Just curious if a C. Mloto Likoma will color up in an all male Peacock/Hap tank.


----------



## chopsteeks (Jul 23, 2013)

50-50.

I have 2 tanks each has a male Mloto Likoma.

In a tank where tankmates are on the boisterous side (Lemon Jake, Eureka Red Jake,Otter point, Intermedius Lethrinop, etc) the male Mloto got his Sunday best colors.

In a tank where tankmates are mild, easy going males such as Borelyi, a couple of Azureus, Tangerine Tigers.....interestingly enough the Mloto Likoma has her female colors.

I know this probably will not help your decision as I believe the fish's personality is in play here.


----------



## wharfrat (Sep 9, 2013)

well my stocking on my 90 is currently 
by common name

Blue Regal (young adult)
German Red (young adult)
Blue Neon (young adult)
Azureus (maybe 3.5-4in but nice color)
Yelow blaze (small juvie)
Otterpoint (little)
Lwanda (small juvie barely starting to show color)
Blue Orchid (small, will probably swap out eventually d/t not coloring up...I just love him he's really active)
Deep Water Hap (juvie)
Phenochilus "Tanzania" (small juvie will take a while to outgrow tank)
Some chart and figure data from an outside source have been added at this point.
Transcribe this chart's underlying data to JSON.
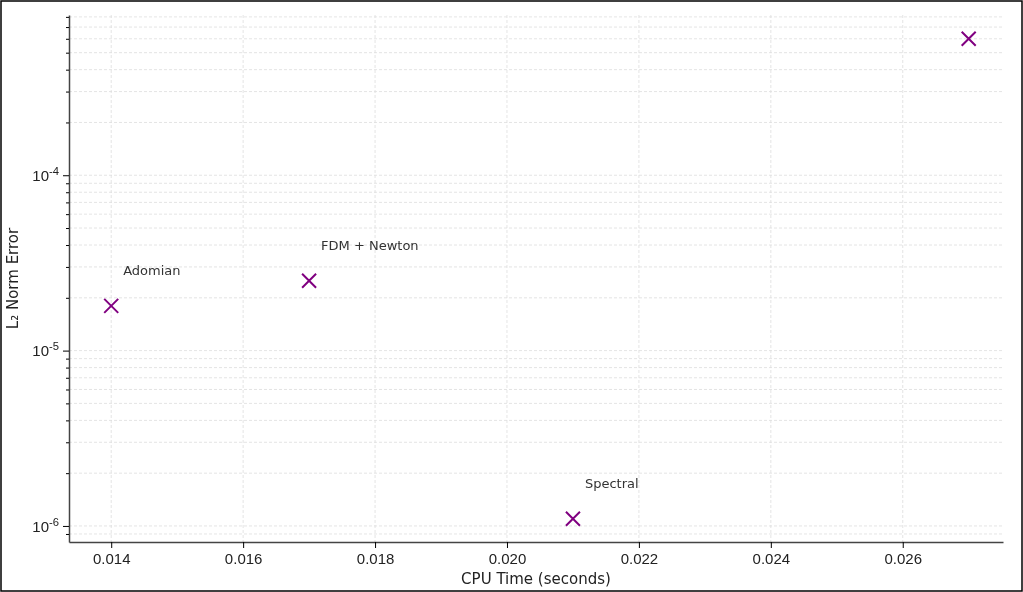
{
  "chart_data": {
    "type": "scatter",
    "xlabel": "CPU Time (seconds)",
    "ylabel": "L₂ Norm Error",
    "x": [
      0.014,
      0.017,
      0.021,
      0.027
    ],
    "series": [
      {
        "color": "#800080",
        "values": [
          1.8e-05,
          2.5e-05,
          1.1e-06,
          0.0006
        ]
      }
    ],
    "marker": "cross",
    "log": "y",
    "grid": true,
    "xlim": [
      0.01336,
      0.02752
    ],
    "xticks": [
      {
        "value": 0.014,
        "label": "0.014"
      },
      {
        "value": 0.016,
        "label": "0.016"
      },
      {
        "value": 0.018,
        "label": "0.018"
      },
      {
        "value": 0.02,
        "label": "0.020"
      },
      {
        "value": 0.022,
        "label": "0.022"
      },
      {
        "value": 0.024,
        "label": "0.024"
      },
      {
        "value": 0.026,
        "label": "0.026"
      }
    ],
    "ylim": [
      8.1e-07,
      0.00082
    ],
    "yticks": [
      {
        "value": 9e-07,
        "label": null
      },
      {
        "value": 1e-06,
        "label": "10$^{-6}$"
      },
      {
        "value": 2e-06,
        "label": null
      },
      {
        "value": 3e-06,
        "label": null
      },
      {
        "value": 4e-06,
        "label": null
      },
      {
        "value": 5e-06,
        "label": null
      },
      {
        "value": 6e-06,
        "label": null
      },
      {
        "value": 7e-06,
        "label": null
      },
      {
        "value": 8e-06,
        "label": null
      },
      {
        "value": 9e-06,
        "label": null
      },
      {
        "value": 1e-05,
        "label": "10$^{-5}$"
      },
      {
        "value": 2e-05,
        "label": null
      },
      {
        "value": 3e-05,
        "label": null
      },
      {
        "value": 4e-05,
        "label": null
      },
      {
        "value": 5e-05,
        "label": null
      },
      {
        "value": 6e-05,
        "label": null
      },
      {
        "value": 7e-05,
        "label": null
      },
      {
        "value": 8e-05,
        "label": null
      },
      {
        "value": 9e-05,
        "label": null
      },
      {
        "value": 0.0001,
        "label": "10$^{-4}$"
      },
      {
        "value": 0.0002,
        "label": null
      },
      {
        "value": 0.0003,
        "label": null
      },
      {
        "value": 0.0004,
        "label": null
      },
      {
        "value": 0.0005,
        "label": null
      },
      {
        "value": 0.0006,
        "label": null
      },
      {
        "value": 0.0007,
        "label": null
      },
      {
        "value": 0.0008,
        "label": null
      }
    ],
    "annotations": [
      {
        "text": "Adomian",
        "x": 0.014,
        "y": 1.8e-05
      },
      {
        "text": "FDM + Newton",
        "x": 0.017,
        "y": 2.5e-05
      },
      {
        "text": "Spectral",
        "x": 0.021,
        "y": 1.1e-06
      }
    ]
  }
}
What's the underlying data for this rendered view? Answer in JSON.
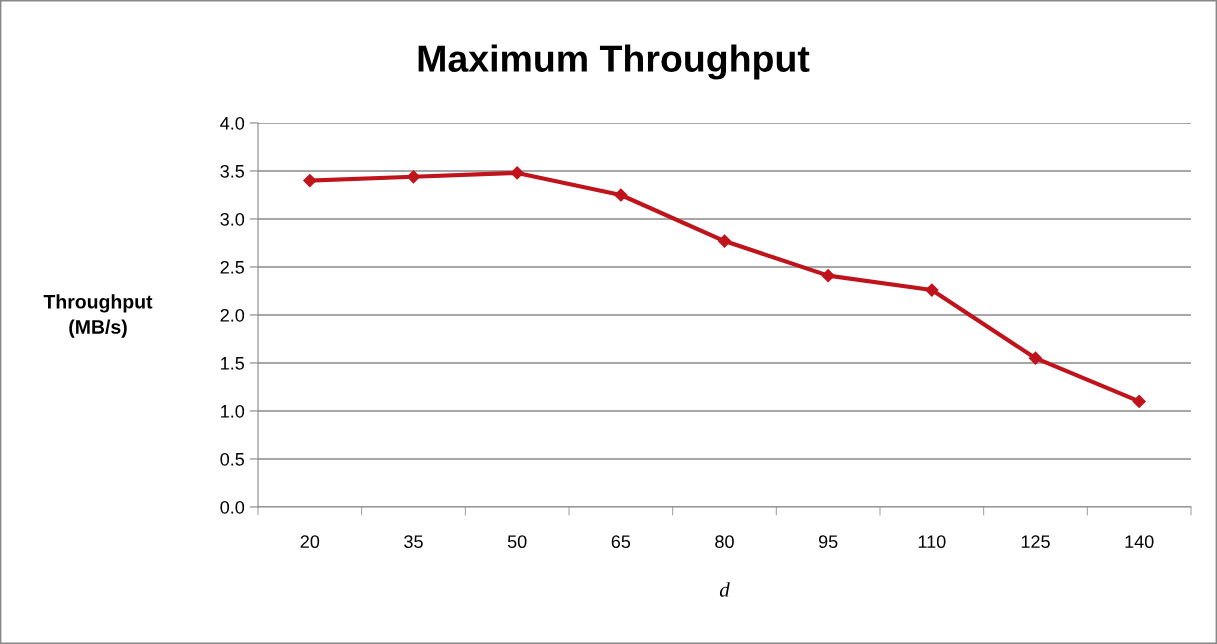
{
  "chart_data": {
    "type": "line",
    "title": "Maximum Throughput",
    "xlabel": "d",
    "ylabel": "Throughput\n(MB/s)",
    "categories": [
      "20",
      "35",
      "50",
      "65",
      "80",
      "95",
      "110",
      "125",
      "140"
    ],
    "series": [
      {
        "color": "#c0141c",
        "values": [
          3.4,
          3.44,
          3.48,
          3.25,
          2.77,
          2.41,
          2.26,
          1.55,
          1.1
        ]
      }
    ],
    "ylim": [
      0,
      4
    ],
    "yticks": [
      {
        "value": 0,
        "label": "0.0"
      },
      {
        "value": 0.5,
        "label": "0.5"
      },
      {
        "value": 1,
        "label": "1.0"
      },
      {
        "value": 1.5,
        "label": "1.5"
      },
      {
        "value": 2,
        "label": "2.0"
      },
      {
        "value": 2.5,
        "label": "2.5"
      },
      {
        "value": 3,
        "label": "3.0"
      },
      {
        "value": 3.5,
        "label": "3.5"
      },
      {
        "value": 4,
        "label": "4.0"
      }
    ],
    "grid": "y",
    "marker": "diamond",
    "line_style": "solid"
  }
}
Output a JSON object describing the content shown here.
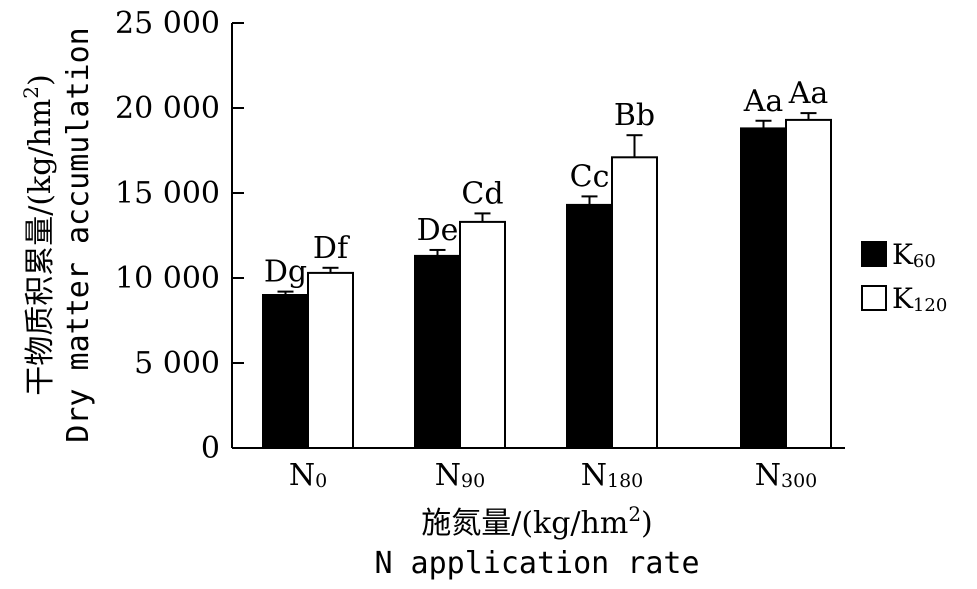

Then a school of S. Lucipinnis and a couple of BN plecos's

I would most likely swap it for the Kandeense; however, I was wondering if there would be issues with the O. Lithobates and the Mloto likoma. Although my stocking is full, most of them are very small in exception of the first 4 fish on the list. I have a peaceful vibe atm.


----------



## chopsteeks (Jul 23, 2013)

Lithobates (Z-Rock) and Mloto get along in my tank. Both are real laid back. My German Red is a naughty one but the Firefish and Yellow Regal keep him in line.


----------



## Schticky Schnauzer (Aug 2, 2013)

wharfrat said:


> well my stocking on my 90 is currently
> by common name
> 
> Blue Regal (young adult)
> ...


When I first got my Kandeense, I kept noticing him up in a corner hiding. No interaction with the other fish, and no color at all. To be fair though, I do have a Beautiful Eureka thats a bully. So what I did was put the kandeense in my juvie grow out tank for about 2 weeks, let him be king of that tank for awhile. He colored up decently, learned to not be a wuss as much. Then I put him back in the main tank, he reatained his coloring, and is as social as any of the others.


----------



## chopsteeks (Jul 23, 2013)

Schticky Schnauzer said:


> wharfrat said:
> 
> 
> > well my stocking on my 90 is currently
> ...


Nice !! Taking notes with your imaginative approach !!


----------



## Eugooglizer (Oct 30, 2012)

The answer to your question is yes.


----------



## lilscoots (Mar 13, 2012)

Mine has color but not nearly as colorful as the one in my breeding tank.


----------



## wharfrat (Sep 9, 2013)

Well here is my Mloto Likoma I picked up from the LFS I still have doubts it will color up fully


----------



## lilscoots (Mar 13, 2012)

It should get darker and the blaze will be more pronounced, but I wouldn't expect the jet black and electric blue that you'd get from a male in a breeding group.


----------